Claire Danes got her paid pigeon to carry the coffee as she wonders where her career went when she did the Stern show on Monday, October 5. Want the dish on the Danes? Okay, I guess I should say alleged so as not to alarm anyone but she loves the ladies and fights to hide it. Yes, Stern has a lesbian following since he loves the ladies' dresses and everyone thinks he married a giant lesbian providing Beth started out in this life as female. Danes was used and abused by men and of course dated everyone including Matt Damon [who hasn't] Billy Crudup and Ben Lee. That's Claire pictured with Ben Lee.





Hugh Jackman was also in New York on Monday with the coffee in hand as we wonder how he escaped doing the Stern show or maybe he taped a segment to be aired at another time since Howard hates to show up on a satellite for more than 16 hours per week, or two full days of taping interviews and going to meetings, whatever.




Now, nobody loves gorgeous Hugh Jackman more than this blogger except for his former personal assistant turned business partner John Palermo with the threesome [including Deb] forming a production company which led to major rumors that allegedly Hugh and Deb are swingers.
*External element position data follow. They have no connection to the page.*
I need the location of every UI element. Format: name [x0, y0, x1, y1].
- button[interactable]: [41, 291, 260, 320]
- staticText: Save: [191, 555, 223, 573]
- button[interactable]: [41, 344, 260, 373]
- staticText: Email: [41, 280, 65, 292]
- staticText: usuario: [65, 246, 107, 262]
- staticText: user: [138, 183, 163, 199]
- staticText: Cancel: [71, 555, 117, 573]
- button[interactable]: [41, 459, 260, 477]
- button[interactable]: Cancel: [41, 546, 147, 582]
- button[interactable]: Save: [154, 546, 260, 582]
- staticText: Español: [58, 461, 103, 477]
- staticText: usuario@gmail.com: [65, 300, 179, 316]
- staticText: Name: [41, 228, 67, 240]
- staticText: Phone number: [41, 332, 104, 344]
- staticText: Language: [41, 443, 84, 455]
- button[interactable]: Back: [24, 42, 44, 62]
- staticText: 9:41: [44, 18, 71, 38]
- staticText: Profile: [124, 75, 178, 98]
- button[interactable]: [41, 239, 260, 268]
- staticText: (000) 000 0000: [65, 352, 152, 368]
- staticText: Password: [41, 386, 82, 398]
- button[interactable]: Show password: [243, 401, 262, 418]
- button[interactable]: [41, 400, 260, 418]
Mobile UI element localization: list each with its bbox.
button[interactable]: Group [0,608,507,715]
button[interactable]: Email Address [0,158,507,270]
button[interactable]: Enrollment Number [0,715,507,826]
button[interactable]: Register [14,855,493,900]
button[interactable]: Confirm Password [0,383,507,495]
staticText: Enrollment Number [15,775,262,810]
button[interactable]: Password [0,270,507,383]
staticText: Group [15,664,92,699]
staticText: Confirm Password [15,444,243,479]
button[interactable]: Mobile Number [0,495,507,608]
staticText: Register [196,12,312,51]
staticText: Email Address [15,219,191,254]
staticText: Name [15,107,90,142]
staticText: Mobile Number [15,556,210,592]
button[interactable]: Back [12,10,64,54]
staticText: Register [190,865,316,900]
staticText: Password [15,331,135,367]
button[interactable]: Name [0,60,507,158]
Now that is a rumor, do not quote me even though it's all over the Internet. Yes, the Broadway star won two Tony Awards and I won't tell you how he got them but allegedly he was shagging his assistant John at the time along with...well, you get the inference here. No judgment; everyone loves Hugh.


Hugh gifted Deb and John with rings engraved with the word "unity" with the rumor
that Howard gifted Ralph and Beth with rings engraved with the word "grifter" 
although it's alleged that Ralph got Howard and Beth got the pre-nup.


Just look online, whenever a celeb leaves the Sirius building suddenly excerpts and highlights from the Stern show interview magically appear on various news outlets on the Internet. That is the only way Stern is staying afloat aboard his space ship. Gone is Howard TV since it wasn't national, you had to pay extra and have cable television to see the show and with Sirius satellite it's a pay service and limited and celebs want national press whenever they do the Stern show to promote their projects and it gets in print online or in some tabloid, otherwise, why do the Stern show? He has almost 0.0 listeners who aren't paid to listen like his back office staff.